1. 12

  2. 5

    This is such a clear writeup, I would benefit from more like this.

    Ceph tried to parse an IPv6 address into a struct sockaddr, which only has space for an IPv4 address!

    I’m excited about Rust replacing C. Though anything with a better typesystem would be fine by me.

    Related, I hope IPv6 gains traction soon and shakes out all these sorts of bugs.

    1. 3

      Excellent writeup. Ceph itself aside, I see a few operational practices that could have prevented/reduced this, so I come away with very different lessons learned:

      • This fuels my personal bias against compiling software from source for infrastructure stuff
      • Reboot (or at least restart services as thoroughly as possible) immediately after software upgrades so everything is always in a known state
      • Upgrading caused problems, which caused a further upgrade, which caused more different problems, etc. Seems to me like the Easy Path would have been to downgrade to the last known-good version (though there was none, due to #2), which should have gotten the system operational again more quickly.
      1. 2

        That is a pretty good summary!

        Would like to add that compiling from sources can be a good alternative only iff it has been done way ahead of time, and there is an independent process compiling all the subsequent releases. That’s how/why we use Nix, niv, and niv-updater-action.

      2. 2

        Really great writeup. It aligns with the stuff I also saw - it’s hard to run Ceph, as there are too many failure modes, and staggered upgrades are life saviors.

          1. 2

            We came to the conclusion that we needed to rebuild world to get into a consistent state.
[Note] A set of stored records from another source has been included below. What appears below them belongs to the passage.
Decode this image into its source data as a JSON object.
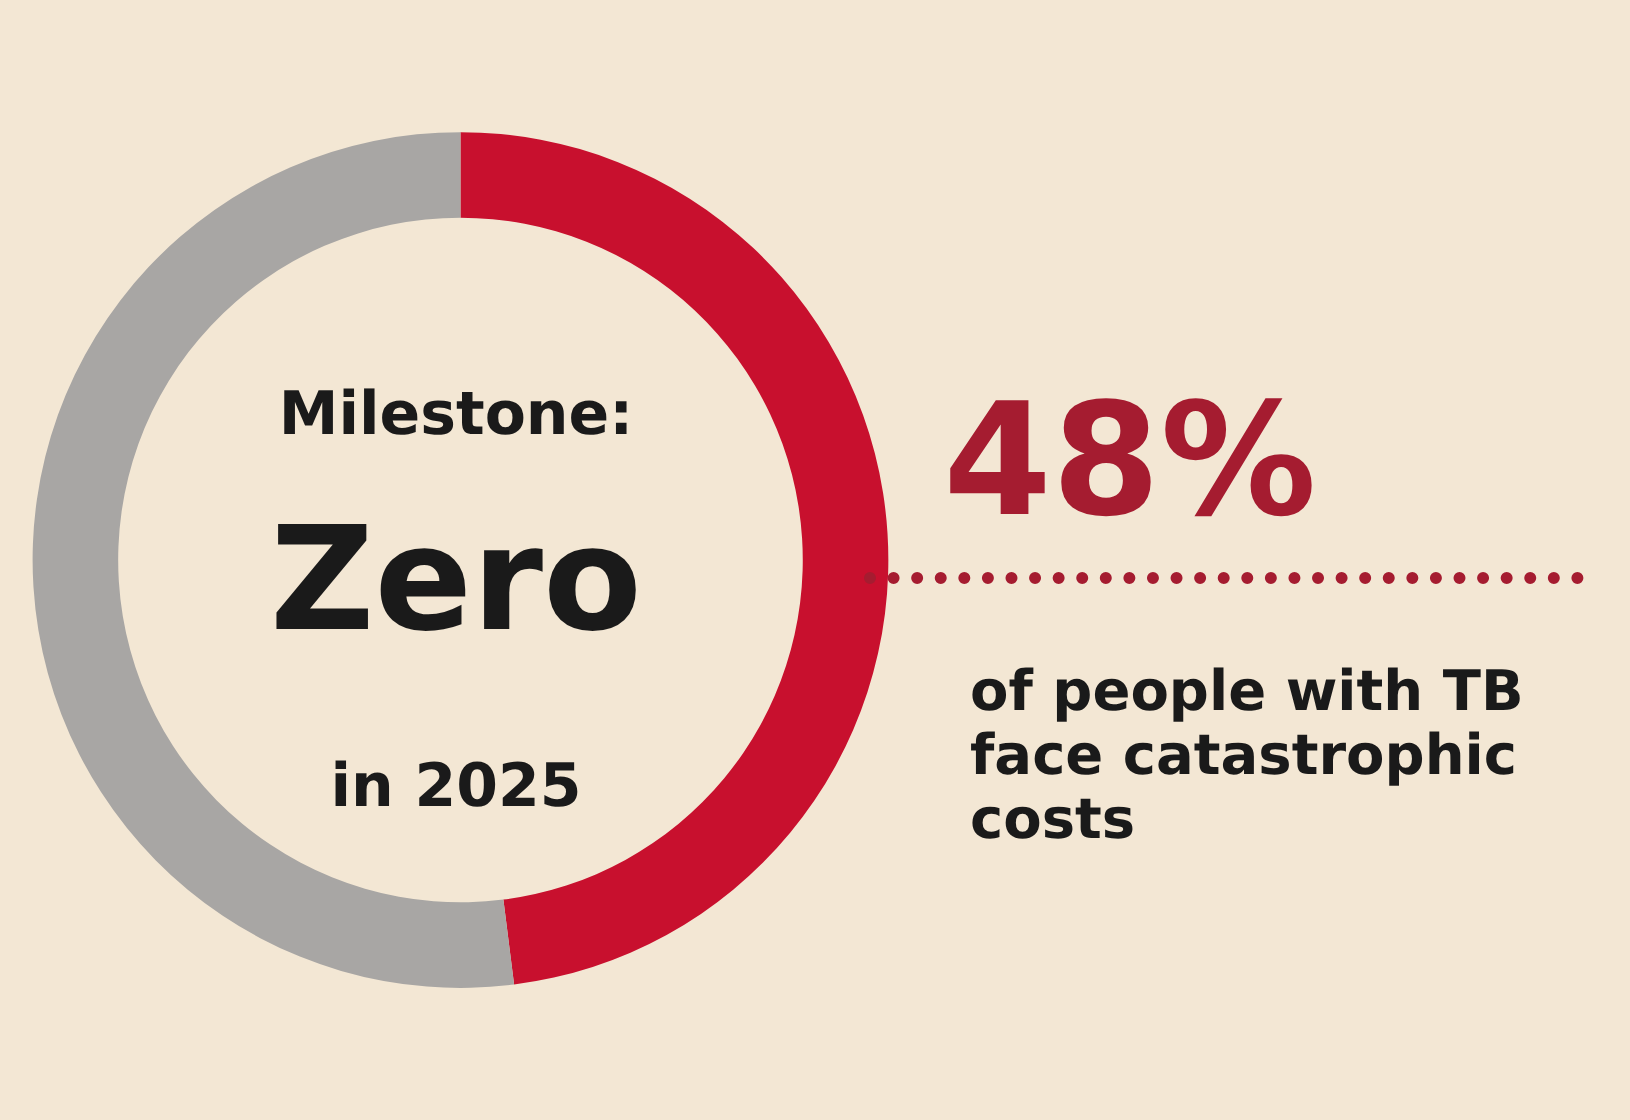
{
  "chart_data": {
    "type": "donut",
    "categories": [
      null,
      null
    ],
    "values": [
      48,
      52
    ],
    "colors": [
      "#c8102e",
      "#a8a6a4"
    ],
    "annotations": [
      "Milestone:",
      "Zero",
      "in 2025",
      "48%",
      "of people with TB face catastrophic costs"
    ]
  }
}
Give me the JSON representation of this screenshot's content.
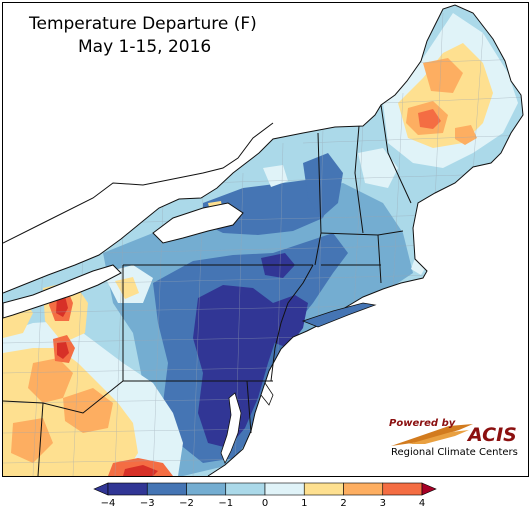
{
  "title": "Temperature Departure (F)",
  "subtitle": "May 1-15, 2016",
  "logo": {
    "powered_by": "Powered by",
    "brand": "ACIS",
    "org": "Regional Climate Centers"
  },
  "legend": {
    "ticks": [
      "−4",
      "−3",
      "−2",
      "−1",
      "0",
      "1",
      "2",
      "3",
      "4"
    ],
    "bins": [
      {
        "range": "-4 to -3",
        "color": "#313695"
      },
      {
        "range": "-3 to -2",
        "color": "#4575b4"
      },
      {
        "range": "-2 to -1",
        "color": "#74add1"
      },
      {
        "range": "-1 to 0",
        "color": "#abd9e9"
      },
      {
        "range": "0 to 1",
        "color": "#e0f3f8"
      },
      {
        "range": "1 to 2",
        "color": "#fee090"
      },
      {
        "range": "2 to 3",
        "color": "#fdae61"
      },
      {
        "range": "3 to 4",
        "color": "#f46d43"
      },
      {
        "range": "> 4",
        "color": "#d73027"
      }
    ],
    "under_color": "#313695",
    "over_color": "#a50026"
  },
  "colors": {
    "water": "#ffffff",
    "state_border": "#111111",
    "county_border": "#9aa6b2",
    "frame": "#000000"
  }
}
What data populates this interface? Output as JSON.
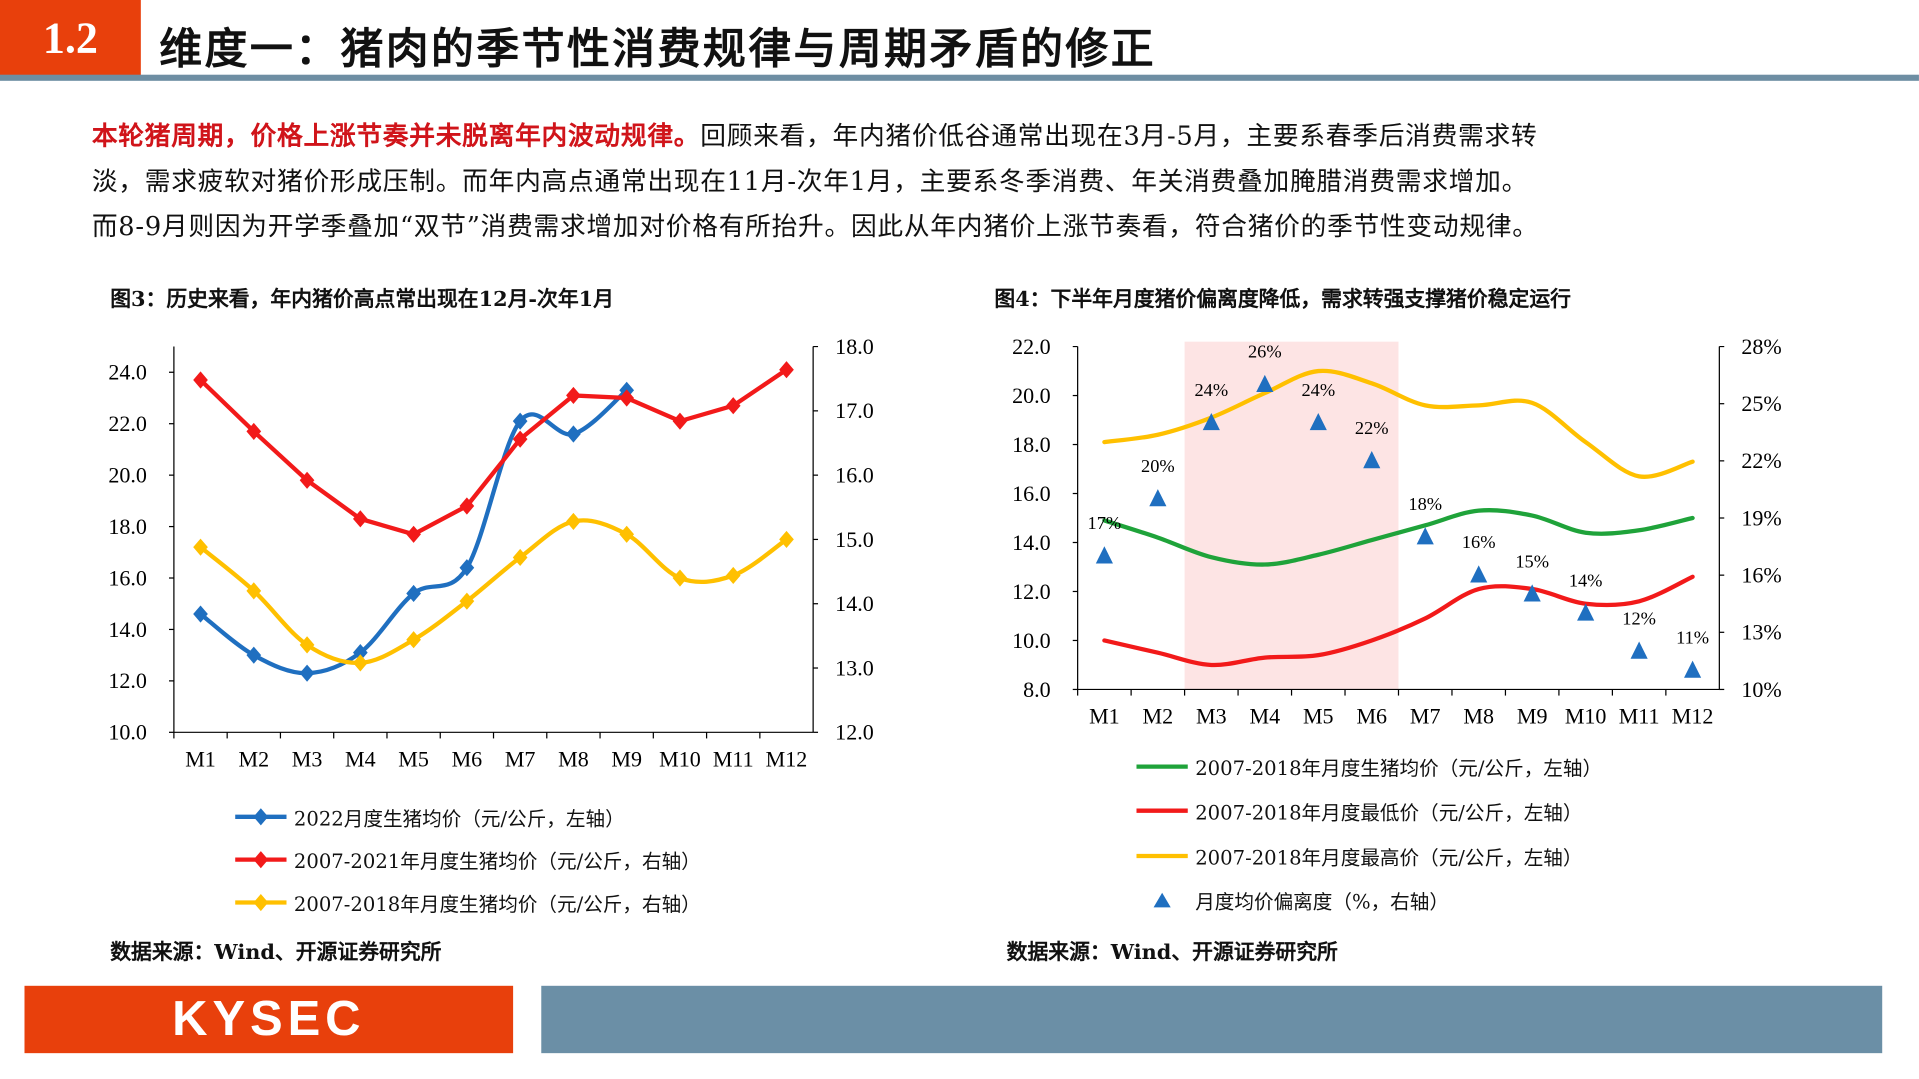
{
  "header": {
    "section_number": "1.2",
    "title": "维度一：猪肉的季节性消费规律与周期矛盾的修正",
    "accent_color": "#e8400c",
    "rule_color": "#6e8ea3"
  },
  "body": {
    "highlight": "本轮猪周期，价格上涨节奏并未脱离年内波动规律。",
    "line1_rest": "回顾来看，年内猪价低谷通常出现在3月-5月，主要系春季后消费需求转",
    "line2": "淡，需求疲软对猪价形成压制。而年内高点通常出现在11月-次年1月，主要系冬季消费、年关消费叠加腌腊消费需求增加。",
    "line3": "而8-9月则因为开学季叠加“双节”消费需求增加对价格有所抬升。因此从年内猪价上涨节奏看，符合猪价的季节性变动规律。"
  },
  "figures": {
    "fig3_title": "图3：历史来看，年内猪价高点常出现在12月-次年1月",
    "fig4_title": "图4：下半年月度猪价偏离度降低，需求转强支撑猪价稳定运行",
    "fig3_source": "数据来源：Wind、开源证券研究所",
    "fig4_source": "数据来源：Wind、开源证券研究所"
  },
  "footer": {
    "logo": "KYSEC",
    "bar_color": "#6b8fa6"
  },
  "chart_data": [
    {
      "type": "line",
      "categories": [
        "M1",
        "M2",
        "M3",
        "M4",
        "M5",
        "M6",
        "M7",
        "M8",
        "M9",
        "M10",
        "M11",
        "M12"
      ],
      "left_axis": {
        "ylim": [
          10,
          25
        ],
        "ticks": [
          "10.0",
          "12.0",
          "14.0",
          "16.0",
          "18.0",
          "20.0",
          "22.0",
          "24.0"
        ]
      },
      "right_axis": {
        "ylim": [
          12,
          18
        ],
        "ticks": [
          "12.0",
          "13.0",
          "14.0",
          "15.0",
          "16.0",
          "17.0",
          "18.0"
        ]
      },
      "legend_position": "bottom",
      "series": [
        {
          "name": "2022月度生猪均价（元/公斤，左轴）",
          "axis": "left",
          "color": "#1f6fc0",
          "marker": "diamond",
          "smooth": true,
          "values": [
            14.6,
            13.0,
            12.3,
            13.1,
            15.4,
            16.4,
            22.1,
            21.6,
            23.3,
            null,
            null,
            null
          ]
        },
        {
          "name": "2007-2021年月度生猪均价（元/公斤，右轴）",
          "axis": "right",
          "color": "#f21a1a",
          "marker": "diamond",
          "smooth": false,
          "values": [
            17.48,
            16.68,
            15.92,
            15.32,
            15.08,
            15.52,
            16.56,
            17.24,
            17.2,
            16.84,
            17.08,
            17.64
          ]
        },
        {
          "name": "2007-2018年月度生猪均价（元/公斤，右轴）",
          "axis": "right",
          "color": "#ffc000",
          "marker": "diamond",
          "smooth": true,
          "values": [
            14.88,
            14.2,
            13.36,
            13.08,
            13.44,
            14.04,
            14.72,
            15.28,
            15.08,
            14.4,
            14.44,
            15.0
          ]
        }
      ]
    },
    {
      "type": "line",
      "categories": [
        "M1",
        "M2",
        "M3",
        "M4",
        "M5",
        "M6",
        "M7",
        "M8",
        "M9",
        "M10",
        "M11",
        "M12"
      ],
      "left_axis": {
        "ylim": [
          8,
          22
        ],
        "ticks": [
          "8.0",
          "10.0",
          "12.0",
          "14.0",
          "16.0",
          "18.0",
          "20.0",
          "22.0"
        ]
      },
      "right_axis": {
        "ylim": [
          10,
          28
        ],
        "ticks": [
          "10%",
          "13%",
          "16%",
          "19%",
          "22%",
          "25%",
          "28%"
        ]
      },
      "shaded_range": [
        "M3",
        "M6"
      ],
      "shade_color": "#fde4e4",
      "legend_position": "bottom",
      "series": [
        {
          "name": "2007-2018年月度生猪均价（元/公斤，左轴）",
          "axis": "left",
          "color": "#1fa33a",
          "smooth": true,
          "values": [
            14.9,
            14.2,
            13.4,
            13.1,
            13.5,
            14.1,
            14.7,
            15.3,
            15.1,
            14.4,
            14.5,
            15.0
          ]
        },
        {
          "name": "2007-2018年月度最低价（元/公斤，左轴）",
          "axis": "left",
          "color": "#f21a1a",
          "smooth": true,
          "values": [
            10.0,
            9.5,
            9.0,
            9.3,
            9.4,
            10.0,
            10.9,
            12.1,
            12.1,
            11.5,
            11.6,
            12.6
          ]
        },
        {
          "name": "2007-2018年月度最高价（元/公斤，左轴）",
          "axis": "left",
          "color": "#ffc000",
          "smooth": true,
          "values": [
            18.1,
            18.4,
            19.1,
            20.1,
            21.0,
            20.5,
            19.6,
            19.6,
            19.7,
            18.1,
            16.7,
            17.3
          ]
        },
        {
          "name": "月度均价偏离度（%，右轴）",
          "axis": "right",
          "color": "#1f6fc0",
          "marker": "triangle",
          "values": [
            17,
            20,
            24,
            26,
            24,
            22,
            18,
            16,
            15,
            14,
            12,
            11
          ],
          "labels": [
            "17%",
            "20%",
            "24%",
            "26%",
            "24%",
            "22%",
            "18%",
            "16%",
            "15%",
            "14%",
            "12%",
            "11%"
          ]
        }
      ]
    }
  ]
}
            I’m curious as to why one would consider doing this on a production cluster. Surely, relying on pre built binaries might be a tad slower (since they are, as the wisdom goes, not built with your CPU’s exact compile flags), but you would likely make up for this marginal gain in stability (again, as the wisdom goes). Or at least a certain level of confidence that you’re running known-good binaries.

            What drove the decision here?

            I know the topic is very troll-bate like, I apologise. But I genuinely am curious, not passing judgement one way or another.